Hello,
I'm a computer science student currently in 3rd year in prospect of drafting a Summer Code proposal for this year and so:
Wouldn't it be nice if Wine could parse a folder containing a software and output a guessed rating without running it listing the unsupported libraries?
For example, let's take a MMO game as example, it does not work initially because it uses an anti-hack software currently unsupported by Wine; so people will stop there and give it a Garbage rating. But finding a fix for it might not make it runnable still, there may be another thing inside that prevents it from running but it wasn't documented because no one got past the initial issue. Hence, a tool that provides an evaluation of everything that would be currently unsupported by Wine could be valuable.
Initial ideas could be:
* Tie folder names into known software in the database * Analyze .dll files to determine whether unsupported functions are present
For example, it'd be able to start from the following: "A good chunk of those APIs has been implemented but a lot is still missing, such as: some math functions (what's left is mostly about spherical harmonics and precomputed radiance transfer) some mesh functions (D3DXComputeNormals(), D3DXOptimizeVertices(), ...) a few texture functions quite a few ID3DXConstantTable methods effect framework bits and pieces drawing text in ID3DXFont" and determine if a software is not supported because it uses these.
What do you think?
On Thu, Mar 28, 2019 at 1:30 PM Daniel A. daniel.atack@hotmail.fr wrote:
Hello,
I'm a computer science student currently in 3rd year in prospect of drafting a Summer Code proposal for this year
Hi Daniel. Nice!
and so:
Wouldn't it be nice if Wine could parse a folder containing a software and output a guessed rating without running it listing the unsupported libraries?
I fear that's generally hard / impossible to do well in practice. E.g. the program might use some particular API only in an error path and reporting that as "needed" would be wrong. OTOH a program might incur in some bug in an implemented Wine feature and your tool would give an optimistic estimate. I left some more specific questions below.

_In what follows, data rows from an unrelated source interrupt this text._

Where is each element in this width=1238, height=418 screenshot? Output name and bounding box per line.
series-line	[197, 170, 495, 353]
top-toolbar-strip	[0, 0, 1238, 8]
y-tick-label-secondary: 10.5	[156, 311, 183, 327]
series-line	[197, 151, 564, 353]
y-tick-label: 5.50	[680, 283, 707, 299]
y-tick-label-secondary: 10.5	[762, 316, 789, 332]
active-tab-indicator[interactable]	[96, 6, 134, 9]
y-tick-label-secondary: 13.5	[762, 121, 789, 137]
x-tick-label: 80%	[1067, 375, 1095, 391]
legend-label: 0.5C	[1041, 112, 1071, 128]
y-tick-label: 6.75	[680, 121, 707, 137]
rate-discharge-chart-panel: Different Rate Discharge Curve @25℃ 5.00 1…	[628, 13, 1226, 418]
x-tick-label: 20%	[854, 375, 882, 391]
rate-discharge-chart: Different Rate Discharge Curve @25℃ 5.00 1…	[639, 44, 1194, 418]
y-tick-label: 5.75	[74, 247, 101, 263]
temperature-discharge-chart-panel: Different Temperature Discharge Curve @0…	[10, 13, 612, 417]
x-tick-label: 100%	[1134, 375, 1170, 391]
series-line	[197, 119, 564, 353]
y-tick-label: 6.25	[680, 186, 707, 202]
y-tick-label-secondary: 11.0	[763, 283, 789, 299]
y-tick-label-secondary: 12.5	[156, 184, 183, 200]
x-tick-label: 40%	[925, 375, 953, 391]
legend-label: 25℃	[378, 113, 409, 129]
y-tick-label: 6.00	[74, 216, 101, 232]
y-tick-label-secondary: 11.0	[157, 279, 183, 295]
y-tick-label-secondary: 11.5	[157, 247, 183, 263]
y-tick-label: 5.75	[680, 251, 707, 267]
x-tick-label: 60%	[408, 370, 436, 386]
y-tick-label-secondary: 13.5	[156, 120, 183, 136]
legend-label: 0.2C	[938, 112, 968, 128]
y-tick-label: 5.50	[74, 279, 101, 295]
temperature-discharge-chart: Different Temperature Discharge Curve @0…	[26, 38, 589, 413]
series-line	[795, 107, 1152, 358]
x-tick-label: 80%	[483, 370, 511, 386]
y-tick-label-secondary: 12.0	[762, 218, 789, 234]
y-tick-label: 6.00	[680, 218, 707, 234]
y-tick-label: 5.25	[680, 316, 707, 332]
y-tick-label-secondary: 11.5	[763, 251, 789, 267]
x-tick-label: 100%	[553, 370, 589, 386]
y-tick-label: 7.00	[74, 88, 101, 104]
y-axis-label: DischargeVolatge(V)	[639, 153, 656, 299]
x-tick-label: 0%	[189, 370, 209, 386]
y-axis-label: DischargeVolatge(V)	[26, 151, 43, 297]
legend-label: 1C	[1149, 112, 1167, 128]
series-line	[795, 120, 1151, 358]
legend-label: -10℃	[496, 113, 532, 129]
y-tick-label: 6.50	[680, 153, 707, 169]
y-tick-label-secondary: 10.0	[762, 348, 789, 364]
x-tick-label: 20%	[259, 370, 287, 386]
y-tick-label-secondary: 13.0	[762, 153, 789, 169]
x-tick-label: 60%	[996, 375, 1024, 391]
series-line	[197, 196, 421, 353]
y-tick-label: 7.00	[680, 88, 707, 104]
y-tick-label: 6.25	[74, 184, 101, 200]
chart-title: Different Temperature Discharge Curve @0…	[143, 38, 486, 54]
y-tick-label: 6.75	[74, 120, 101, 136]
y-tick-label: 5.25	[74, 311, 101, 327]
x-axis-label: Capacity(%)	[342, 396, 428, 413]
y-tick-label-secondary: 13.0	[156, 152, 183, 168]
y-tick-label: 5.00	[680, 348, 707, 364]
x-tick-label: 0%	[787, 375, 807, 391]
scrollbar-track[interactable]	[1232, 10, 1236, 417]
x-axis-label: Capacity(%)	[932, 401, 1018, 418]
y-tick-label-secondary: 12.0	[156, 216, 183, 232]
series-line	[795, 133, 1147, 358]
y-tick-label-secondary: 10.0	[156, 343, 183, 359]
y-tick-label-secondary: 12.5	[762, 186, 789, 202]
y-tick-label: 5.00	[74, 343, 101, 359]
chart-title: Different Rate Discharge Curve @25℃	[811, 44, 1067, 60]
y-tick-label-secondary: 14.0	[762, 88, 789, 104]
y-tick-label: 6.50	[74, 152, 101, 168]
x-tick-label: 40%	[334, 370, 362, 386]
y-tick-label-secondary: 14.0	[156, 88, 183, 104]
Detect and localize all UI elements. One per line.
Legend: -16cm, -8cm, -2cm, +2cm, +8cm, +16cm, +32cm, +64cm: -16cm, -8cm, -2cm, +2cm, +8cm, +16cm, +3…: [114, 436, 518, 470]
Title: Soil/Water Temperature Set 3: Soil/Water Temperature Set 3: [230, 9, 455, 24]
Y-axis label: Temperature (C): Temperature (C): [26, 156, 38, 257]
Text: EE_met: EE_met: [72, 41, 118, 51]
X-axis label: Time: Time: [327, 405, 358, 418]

For example, let's take a MMO game as example, it does not work initially because it uses an anti-hack software currently unsupported by Wine; so people will stop there and give it a Garbage rating. But finding a fix for it might not make it runnable still, there may be another thing inside that prevents it from running but it wasn't documented because no one got past the initial issue. Hence, a tool that provides an evaluation of everything that would be currently unsupported by Wine could be valuable.
Initial ideas could be:
Tie folder names into known software in the database Analyze .dll files to determine whether unsupported functions are present
How would you do that?
For example, it'd be able to start from the following: "A good chunk of those APIs has been implemented but a lot is still missing, such as: some math functions (what's left is mostly about spherical harmonics and precomputed radiance transfer) some mesh functions (D3DXComputeNormals(), D3DXOptimizeVertices(), ...) a few texture functions quite a few ID3DXConstantTable methods effect framework bits and pieces drawing text in ID3DXFont" and determine if a software is not supported because it uses these.
How would you keep the info about what's implemented up to date? More importantly, how would you handle functions / methods that are just stubbed (which means, functions that just report success without doing most / all of the intended work)?
Am 28.03.19 um 21:19 schrieb Matteo Bruni:
On Thu, Mar 28, 2019 at 1:30 PM Daniel A. daniel.atack@hotmail.fr wrote:
Hello,
I'm a computer science student currently in 3rd year in prospect of drafting a Summer Code proposal for this year
Hi, welcome
I think such a tool even existed 10 years ago, can't find it right now, but I think it was from some university. It was not reliable and wasn't developed further because of lack of interest.